Irlande du Nord: des républicains dissidents soupçonnés d'une attaque contre un policier
La police nord-irlandaise a arrêté jeudi trois hommes dans l'enquête sur la tentative de meurtre d'un policier mercredi soir, dans laquelle les soupçons se portent vers des "républicains dissidents violents", ravivant les douloureux souvenirs du passé sanglant de la province britannique.
Grièvement blessé, le policier expérimenté, membre depuis 26 ans des forces de l'ordre, "se bat pour sa vie" et a été opéré, a expliqué devant la presse Simon Byrne, de la police nord-irlandaise. Son état est jugé "critique mais stable".
John Caldwell s'est fait tirer dessus par deux hommes à plusieurs reprises alors qu'il se trouvait dans un complexe sportif dans la ville d'Omagh, dans le centre de la province britannique, lors d'un entraînement de football avec des enfants, dont son fils. Unanimement condamnée, cette attaque survient à un mois et demi des 25 ans de l'accord de paix qui a mis fin au conflit nord-irlandais.
"Il est tragique et triste que certains essaient toujours de nous ramener vers le passé", a déclaré le commissaire Simon Byrne, annonçant l'arrestation de trois hommes de 38, 45 et 47 ans "en lien avec la tentative de meurtre de John".

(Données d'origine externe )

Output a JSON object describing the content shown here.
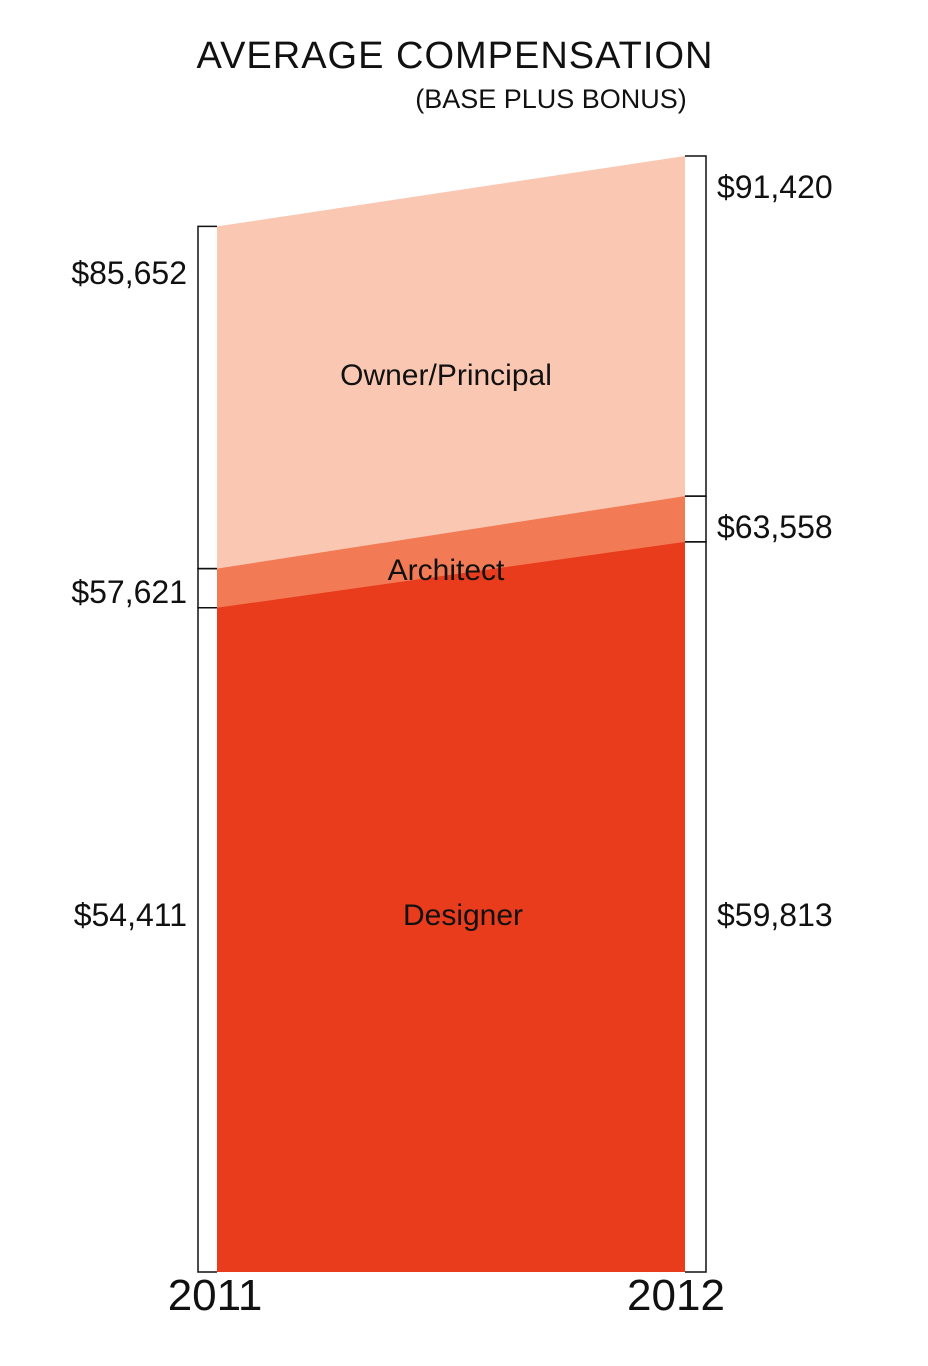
{
  "chart_data": {
    "type": "area",
    "title": "AVERAGE COMPENSATION",
    "subtitle": "(BASE PLUS BONUS)",
    "categories": [
      "2011",
      "2012"
    ],
    "series": [
      {
        "name": "Designer",
        "values": [
          54411,
          59813
        ],
        "color": "#e83c1c",
        "labels": [
          "$54,411",
          "$59,813"
        ]
      },
      {
        "name": "Architect",
        "values": [
          57621,
          63558
        ],
        "color": "#f27a55",
        "labels": [
          "$57,621",
          "$63,558"
        ]
      },
      {
        "name": "Owner/Principal",
        "values": [
          85652,
          91420
        ],
        "color": "#fac8b2",
        "labels": [
          "$85,652",
          "$91,420"
        ]
      }
    ],
    "ylim": [
      0,
      91420
    ],
    "grid": false,
    "legend": "inline"
  }
}
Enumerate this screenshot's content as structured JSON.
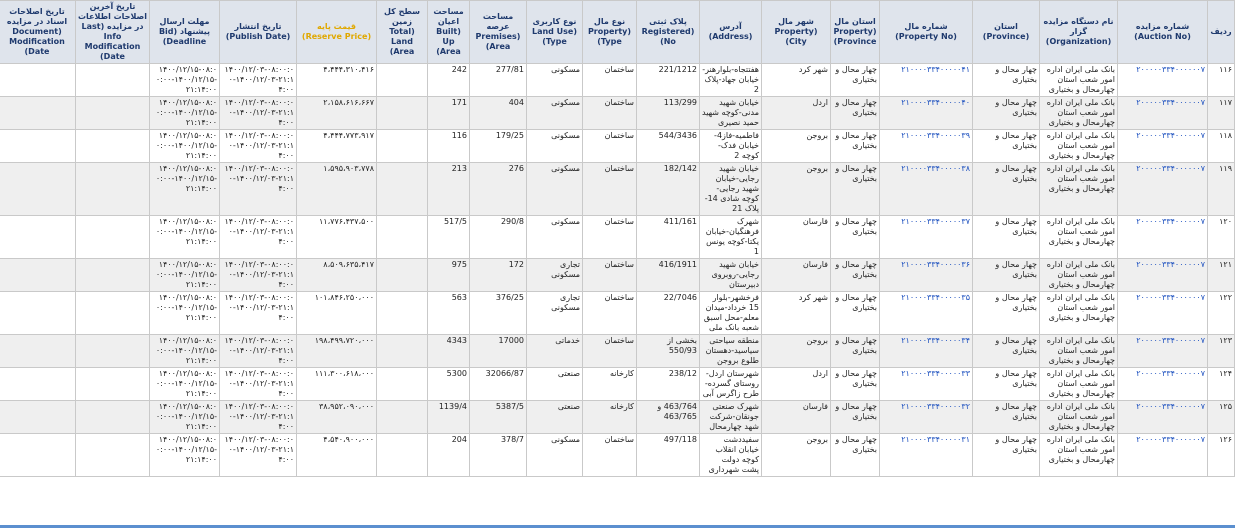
{
  "header": {
    "columns": [
      "ردیف",
      "شماره مزایده (Auction No)",
      "نام دستگاه مزایده گزار (Organization)",
      "استان (Province)",
      "شماره مال (Property No)",
      "استان مال (Property Province)",
      "شهر مال (Property City)",
      "آدرس (Address)",
      "پلاک ثبتی (Registered No)",
      "نوع مال (Property Type)",
      "نوع کاربری (Land Use Type)",
      "مساحت عرصه (Premises Area)",
      "مساحت اعیان (Built Up Area)",
      "سطح کل زمین (Total Land Area)",
      "قیمت پایه (Reserve Price)",
      "تاریخ انتشار (Publish Date)",
      "مهلت ارسال پیشنهاد (Bid Deadline)",
      "تاریخ آخرین اصلاحات اطلاعات در مزایده (Last Info Modification Date)",
      "تاریخ اصلاحات اسناد در مزایده (Document Modification Date)"
    ]
  },
  "table": {
    "rows": [
      {
        "row": "۱۱۶",
        "auction_no": "۲۰۰۰۰۰۳۳۴۰۰۰۰۰۰۷",
        "organization": "بانک ملی ایران اداره امور شعب استان چهارمحال و بختیاری",
        "province": "چهار محال و بختیاری",
        "property_no": "۲۱۰۰۰۰۳۳۴۰۰۰۰۰۴۱",
        "property_province": "چهار محال و بختیاری",
        "city": "شهر کرد",
        "address": "هفتتجاه-بلوارهنر-خیابان جهاد-پلاک 2",
        "registered_no": "221/1212",
        "property_type": "ساختمان",
        "land_use": "مسکونی",
        "premises_area": "277/81",
        "built_area": "242",
        "price": "۴،۴۴۴،۳۱۰،۴۱۶",
        "publish_date": "۱۴۰۰/۱۲/۰۳-۰۸:۰۰:۰۰-۱۴۰۰/۱۲/۰۳-۲۱:۱۴:۰۰",
        "deadline": "۱۴۰۰/۱۲/۱۵-۰۸:۰۰:۰۰-۱۴۰۰/۱۲/۱۵-۲۱:۱۴:۰۰"
      },
      {
        "row": "۱۱۷",
        "auction_no": "۲۰۰۰۰۰۳۳۴۰۰۰۰۰۰۷",
        "organization": "بانک ملی ایران اداره امور شعب استان چهارمحال و بختیاری",
        "province": "چهار محال و بختیاری",
        "property_no": "۲۱۰۰۰۰۳۳۴۰۰۰۰۰۴۰",
        "property_province": "چهار محال و بختیاری",
        "city": "اردل",
        "address": "خیابان شهید مدنی-کوچه شهید حمید نصیری",
        "registered_no": "113/299",
        "property_type": "ساختمان",
        "land_use": "مسکونی",
        "premises_area": "404",
        "built_area": "171",
        "price": "۲،۱۵۸،۶۱۶،۶۶۷",
        "publish_date": "۱۴۰۰/۱۲/۰۳-۰۸:۰۰:۰۰-۱۴۰۰/۱۲/۰۳-۲۱:۱۴:۰۰",
        "deadline": "۱۴۰۰/۱۲/۱۵-۰۸:۰۰:۰۰-۱۴۰۰/۱۲/۱۵-۲۱:۱۴:۰۰"
      },
      {
        "row": "۱۱۸",
        "auction_no": "۲۰۰۰۰۰۳۳۴۰۰۰۰۰۰۷",
        "organization": "بانک ملی ایران اداره امور شعب استان چهارمحال و بختیاری",
        "province": "چهار محال و بختیاری",
        "property_no": "۲۱۰۰۰۰۳۳۴۰۰۰۰۰۳۹",
        "property_province": "چهار محال و بختیاری",
        "city": "بروجن",
        "address": "فاطمیه-فاز4-خیابان فدک-کوچه 2",
        "registered_no": "544/3436",
        "property_type": "ساختمان",
        "land_use": "مسکونی",
        "premises_area": "179/25",
        "built_area": "116",
        "price": "۴،۴۴۴،۷۷۳،۹۱۷",
        "publish_date": "۱۴۰۰/۱۲/۰۳-۰۸:۰۰:۰۰-۱۴۰۰/۱۲/۰۳-۲۱:۱۴:۰۰",
        "deadline": "۱۴۰۰/۱۲/۱۵-۰۸:۰۰:۰۰-۱۴۰۰/۱۲/۱۵-۲۱:۱۴:۰۰"
      },
      {
        "row": "۱۱۹",
        "auction_no": "۲۰۰۰۰۰۳۳۴۰۰۰۰۰۰۷",
        "organization": "بانک ملی ایران اداره امور شعب استان چهارمحال و بختیاری",
        "province": "چهار محال و بختیاری",
        "property_no": "۲۱۰۰۰۰۳۳۴۰۰۰۰۰۳۸",
        "property_province": "چهار محال و بختیاری",
        "city": "بروجن",
        "address": "خیابان شهید رجایی-خیابان شهید رجایی-کوچه شادی 14-پلاک 21",
        "registered_no": "182/142",
        "property_type": "ساختمان",
        "land_use": "مسکونی",
        "premises_area": "276",
        "built_area": "213",
        "price": "۱،۵۹۵،۹۰۳،۷۷۸",
        "publish_date": "۱۴۰۰/۱۲/۰۳-۰۸:۰۰:۰۰-۱۴۰۰/۱۲/۰۳-۲۱:۱۴:۰۰",
        "deadline": "۱۴۰۰/۱۲/۱۵-۰۸:۰۰:۰۰-۱۴۰۰/۱۲/۱۵-۲۱:۱۴:۰۰"
      },
      {
        "row": "۱۲۰",
        "auction_no": "۲۰۰۰۰۰۳۳۴۰۰۰۰۰۰۷",
        "organization": "بانک ملی ایران اداره امور شعب استان چهارمحال و بختیاری",
        "province": "چهار محال و بختیاری",
        "property_no": "۲۱۰۰۰۰۳۳۴۰۰۰۰۰۳۷",
        "property_province": "چهار محال و بختیاری",
        "city": "فارسان",
        "address": "شهرک فرهنگیان-خیابان یکتا-کوچه یونس 1",
        "registered_no": "411/161",
        "property_type": "ساختمان",
        "land_use": "مسکونی",
        "premises_area": "290/8",
        "built_area": "517/5",
        "price": "۱۱،۷۷۶،۴۳۷،۵۰۰",
        "publish_date": "۱۴۰۰/۱۲/۰۳-۰۸:۰۰:۰۰-۱۴۰۰/۱۲/۰۳-۲۱:۱۴:۰۰",
        "deadline": "۱۴۰۰/۱۲/۱۵-۰۸:۰۰:۰۰-۱۴۰۰/۱۲/۱۵-۲۱:۱۴:۰۰"
      },
      {
        "row": "۱۲۱",
        "auction_no": "۲۰۰۰۰۰۳۳۴۰۰۰۰۰۰۷",
        "organization": "بانک ملی ایران اداره امور شعب استان چهارمحال و بختیاری",
        "province": "چهار محال و بختیاری",
        "property_no": "۲۱۰۰۰۰۳۳۴۰۰۰۰۰۳۶",
        "property_province": "چهار محال و بختیاری",
        "city": "فارسان",
        "address": "خیابان شهید رجایی-روبروی دبیرستان",
        "registered_no": "416/1911",
        "property_type": "ساختمان",
        "land_use": "تجاری مسکونی",
        "premises_area": "172",
        "built_area": "975",
        "price": "۸،۵۰۹،۶۳۵،۴۱۷",
        "publish_date": "۱۴۰۰/۱۲/۰۳-۰۸:۰۰:۰۰-۱۴۰۰/۱۲/۰۳-۲۱:۱۴:۰۰",
        "deadline": "۱۴۰۰/۱۲/۱۵-۰۸:۰۰:۰۰-۱۴۰۰/۱۲/۱۵-۲۱:۱۴:۰۰"
      },
      {
        "row": "۱۲۲",
        "auction_no": "۲۰۰۰۰۰۳۳۴۰۰۰۰۰۰۷",
        "organization": "بانک ملی ایران اداره امور شعب استان چهارمحال و بختیاری",
        "province": "چهار محال و بختیاری",
        "property_no": "۲۱۰۰۰۰۳۳۴۰۰۰۰۰۳۵",
        "property_province": "چهار محال و بختیاری",
        "city": "شهر کرد",
        "address": "فرخشهر-بلوار 15 خرداد-میدان معلم-محل اسبق شعبه بانک ملی",
        "registered_no": "22/7046",
        "property_type": "ساختمان",
        "land_use": "تجاری مسکونی",
        "premises_area": "376/25",
        "built_area": "563",
        "price": "۱۰۱،۸۴۶،۲۵۰،۰۰۰",
        "publish_date": "۱۴۰۰/۱۲/۰۳-۰۸:۰۰:۰۰-۱۴۰۰/۱۲/۰۳-۲۱:۱۴:۰۰",
        "deadline": "۱۴۰۰/۱۲/۱۵-۰۸:۰۰:۰۰-۱۴۰۰/۱۲/۱۵-۲۱:۱۴:۰۰"
      },
      {
        "row": "۱۲۳",
        "auction_no": "۲۰۰۰۰۰۳۳۴۰۰۰۰۰۰۷",
        "organization": "بانک ملی ایران اداره امور شعب استان چهارمحال و بختیاری",
        "province": "چهار محال و بختیاری",
        "property_no": "۲۱۰۰۰۰۳۳۴۰۰۰۰۰۳۴",
        "property_province": "چهار محال و بختیاری",
        "city": "بروجن",
        "address": "منطقه سیاحتی سیاسید-دهستان طلوع بروجن",
        "registered_no": "بخشی از 550/93",
        "property_type": "ساختمان",
        "land_use": "خدماتی",
        "premises_area": "17000",
        "built_area": "4343",
        "price": "۱۹۸،۴۹۹،۷۲۰،۰۰۰",
        "publish_date": "۱۴۰۰/۱۲/۰۳-۰۸:۰۰:۰۰-۱۴۰۰/۱۲/۰۳-۲۱:۱۴:۰۰",
        "deadline": "۱۴۰۰/۱۲/۱۵-۰۸:۰۰:۰۰-۱۴۰۰/۱۲/۱۵-۲۱:۱۴:۰۰"
      },
      {
        "row": "۱۲۴",
        "auction_no": "۲۰۰۰۰۰۳۳۴۰۰۰۰۰۰۷",
        "organization": "بانک ملی ایران اداره امور شعب استان چهارمحال و بختیاری",
        "province": "چهار محال و بختیاری",
        "property_no": "۲۱۰۰۰۰۳۳۴۰۰۰۰۰۳۳",
        "property_province": "چهار محال و بختیاری",
        "city": "اردل",
        "address": "شهرستان اردل-روستای گسرده-طرح زاگرس آبی",
        "registered_no": "238/12",
        "property_type": "کارخانه",
        "land_use": "صنعتی",
        "premises_area": "32066/87",
        "built_area": "5300",
        "price": "۱۱۱،۳۰۰،۶۱۸،۰۰۰",
        "publish_date": "۱۴۰۰/۱۲/۰۳-۰۸:۰۰:۰۰-۱۴۰۰/۱۲/۰۳-۲۱:۱۴:۰۰",
        "deadline": "۱۴۰۰/۱۲/۱۵-۰۸:۰۰:۰۰-۱۴۰۰/۱۲/۱۵-۲۱:۱۴:۰۰"
      },
      {
        "row": "۱۲۵",
        "auction_no": "۲۰۰۰۰۰۳۳۴۰۰۰۰۰۰۷",
        "organization": "بانک ملی ایران اداره امور شعب استان چهارمحال و بختیاری",
        "province": "چهار محال و بختیاری",
        "property_no": "۲۱۰۰۰۰۳۳۴۰۰۰۰۰۳۲",
        "property_province": "چهار محال و بختیاری",
        "city": "فارسان",
        "address": "شهرک صنعتی جونقان-شرکت شهد چهارمحال",
        "registered_no": "463/764 و 463/765",
        "property_type": "کارخانه",
        "land_use": "صنعتی",
        "premises_area": "5387/5",
        "built_area": "1139/4",
        "price": "۳۸،۹۵۲،۰۹۰،۰۰۰",
        "publish_date": "۱۴۰۰/۱۲/۰۳-۰۸:۰۰:۰۰-۱۴۰۰/۱۲/۰۳-۲۱:۱۴:۰۰",
        "deadline": "۱۴۰۰/۱۲/۱۵-۰۸:۰۰:۰۰-۱۴۰۰/۱۲/۱۵-۲۱:۱۴:۰۰"
      },
      {
        "row": "۱۲۶",
        "auction_no": "۲۰۰۰۰۰۳۳۴۰۰۰۰۰۰۷",
        "organization": "بانک ملی ایران اداره امور شعب استان چهارمحال و بختیاری",
        "province": "چهار محال و بختیاری",
        "property_no": "۲۱۰۰۰۰۳۳۴۰۰۰۰۰۳۱",
        "property_province": "چهار محال و بختیاری",
        "city": "بروجن",
        "address": "سفیددشت خیابان انقلاب کوچه دولت پشت شهرداری",
        "registered_no": "497/118",
        "property_type": "ساختمان",
        "land_use": "مسکونی",
        "premises_area": "378/7",
        "built_area": "204",
        "price": "۴،۵۴۰،۹۰۰،۰۰۰",
        "publish_date": "۱۴۰۰/۱۲/۰۳-۰۸:۰۰:۰۰-۱۴۰۰/۱۲/۰۳-۲۱:۱۴:۰۰",
        "deadline": "۱۴۰۰/۱۲/۱۵-۰۸:۰۰:۰۰-۱۴۰۰/۱۲/۱۵-۲۱:۱۴:۰۰"
      }
    ]
  }
}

- "Ennemis de notre paix" -
L'attaque n'a pour l'heure fait l'objet d'aucune revendication.
"Il n'y a absolument aucune tolérance envers de telles attaques par les ennemis de notre paix", ont déclaré en commun les dirigeants des cinq partis politiques nord-irlandais.
Ils soulignent la "colère" de la population locale, dans une ville marquée par l'attentat le plus meurtrier du conflit nord-irlandais. Le 15 août 1998, après la signature de l'accord de paix, un attentat à la voiture piégée revendiqué par un groupe dissident de l'IRA avait fait 29 morts et 220 blessés.
A Omagh jeudi, la députée Órfhlaith Begley (Sinn Fein) a salué auprès de l'AFP l'unité des dirigeants politiques. "La réaction de la communauté montre clairement qu'il n'y a pas de soutien à la violence dans la région", a-t-elle dit.
"Il n'y a pas de place" ici pour les auteurs de tels "actes de terreur", a affirmé Daniel McCrossan, un élu local du parti nationaliste SDLP. Ils n'auront "nulle part où se cacher".
La nouvelle IRA, groupe républicain dissident de l'Armée républicaine irlandaise, a reconnu sa responsabilité dans deux attaques ces dernières années.
En avril 2021, une bombe avait été posée sous la voiture d'une policière devant son domicile.
Le groupe avait également reconnu être responsable de la mort de Lyra McKee, journaliste tuée en avril 2019 alors qu'elle couvrait des affrontements dans la ville de Londonderry.
La nouvelle IRA avait présenté ses excuses aux proches de la jeune femme, expliquant qu'elle se trouvait aux côtés des forces de l'ordre.
- L'ombre des "Troubles" -
Ces événements avaient fait ressurgir le spectre des "Troubles", ces violences ayant opposé pendant trois décennies républicains (principalement des catholiques partisans de la réunification de l'Irlande) et unionistes protestants, fervents défenseurs de l'appartenance du Nord de l'île au Royaume-Uni.
L'Accord du Vendredi saint conclu en 1998 a mis fin à ce conflit qui a fait 3.500 morts et instauré une paix fragile, mais des groupes paramilitaires sont restés actifs.
Le Premier ministre britannique Rishi Sunak s'est dit "horrifié", soulignant dans un tweet qu'il n'y a "pas de place dans notre société pour ceux qui cherchent à nuire aux fonctionnaires qui protègent la population", a-t-il ajouté dans un tweet.
La cheffe du parti républicain Sinn Fein (majoritaire en Irlande du Nord), Michelle O'Neill, a dénoncé une attaque "scandaleuse et honteuse".
Le chef du parti unioniste DUP Jeffrey Donaldson, attaché au maintien de la province dans le giron britannique, a quant à lui condamné les "lâches" à l'origine de cette attaque. "Ces terroristes n'ont rien à proposer et ils doivent être traduits en justice", a-t-il ajouté.
L'attaque intervient à un moment politique délicat pour la province britannique où le Brexit a ravivé les tensions communautaires.
Les institutions locales, censées être partagées entre les communautés, sont bloquées depuis plus d'un an. Londres tente actuellement de s'accorder avec Bruxelles sur une modification du statut douanier de la province et de faire revenir les unionistes dans un gouvernement local.